The Christian boy takes the name of Schlomo (Moshe Agazai). His his surrogate mother tells him to keep his true identity a secret: if it is discovered that he is not Jewish, he will be sent back to Sudan. Just when he begins to think this new life will be good for him, she dies of tuberculosis. Schlomo plunges into a period of depression and violence in an orphanage. He turns out to be an excellent student who learns Hebrew easily. In the evenings, the lonely boy communes with his birth mother, sensing her nurturing presence is in the light of the moon.
The authorities decide to put Schlomo up for adoption and he finds a new family with a liberal, French-Israeli couple Yael (Yael Abecassis) and Yoram (Roschdy Zem). He bonds with his foster mother, a passionate and patient woman willing to endure his refusal to eat much and his shyness. But Yael loses it when the school's principal wants to kick Schlomo out because prejudiced parents are convinced that he will lower the standards of education and are worried about him transmitting diseases to their children. His foster father defends Schlomo from some fundamental clerics who want to ritually cleanse Ethiopian men and boys.
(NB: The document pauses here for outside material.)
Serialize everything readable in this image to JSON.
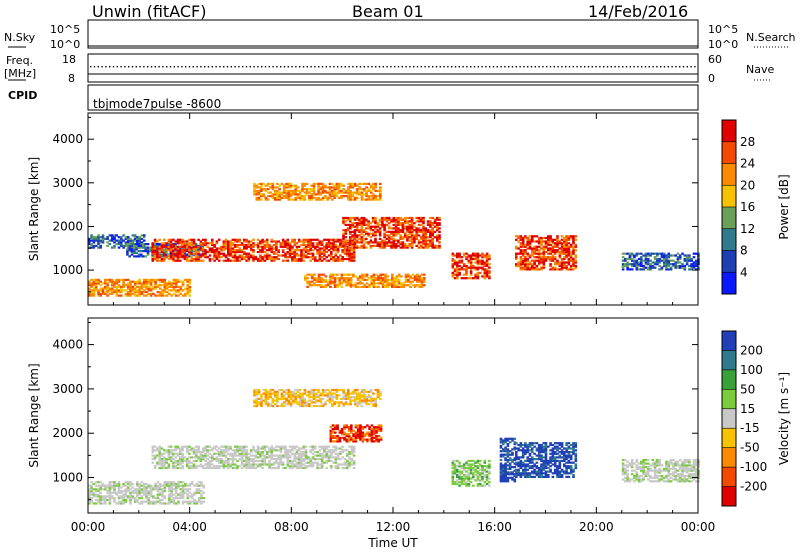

Live and Become is a powerful and engaging film. Director Radu Mihaileanu ambitiously tackles themes of identity and love as reflected in the racial, social, political, and religious problems of immigration and assimilation. In his struggle to survive in Israel, Schlomo (Mosche Abede as teenager, Sirak M. Sabahat as a young man) finds many allies beyond his parents. His grandfather (Rami Danon) provides moral support and visits him at a kibbutz that he helped found. Schlomo comes to rely upon the wisdom of an Ethiopian rabbi, Qes Amhra (Yitzhak Edgar), who meets with him regularly and counsels him when he enters a debate and comes up with a spiritual interpretation of the skin-color of Adam. At a turning point in his life, Schlomo encounters a tolerant and positive-minded policeman who admonishes him to rebuff those who would deny his dignity and human rights.
The filmmaker does a masterful job conveying the guilt this Christian Ethiopian bears for living a lie. But he is carried by the nurturing love of four women: his birth mother, his surrogate mother, his foster mother, and Sarah (Roni Hadar), a feisty young woman who pursues him for ten years before they marry. The closing scenes in Live and Become are poignant because they deal with Schlomo's final coming to terms with his past and his own special gifts to the world.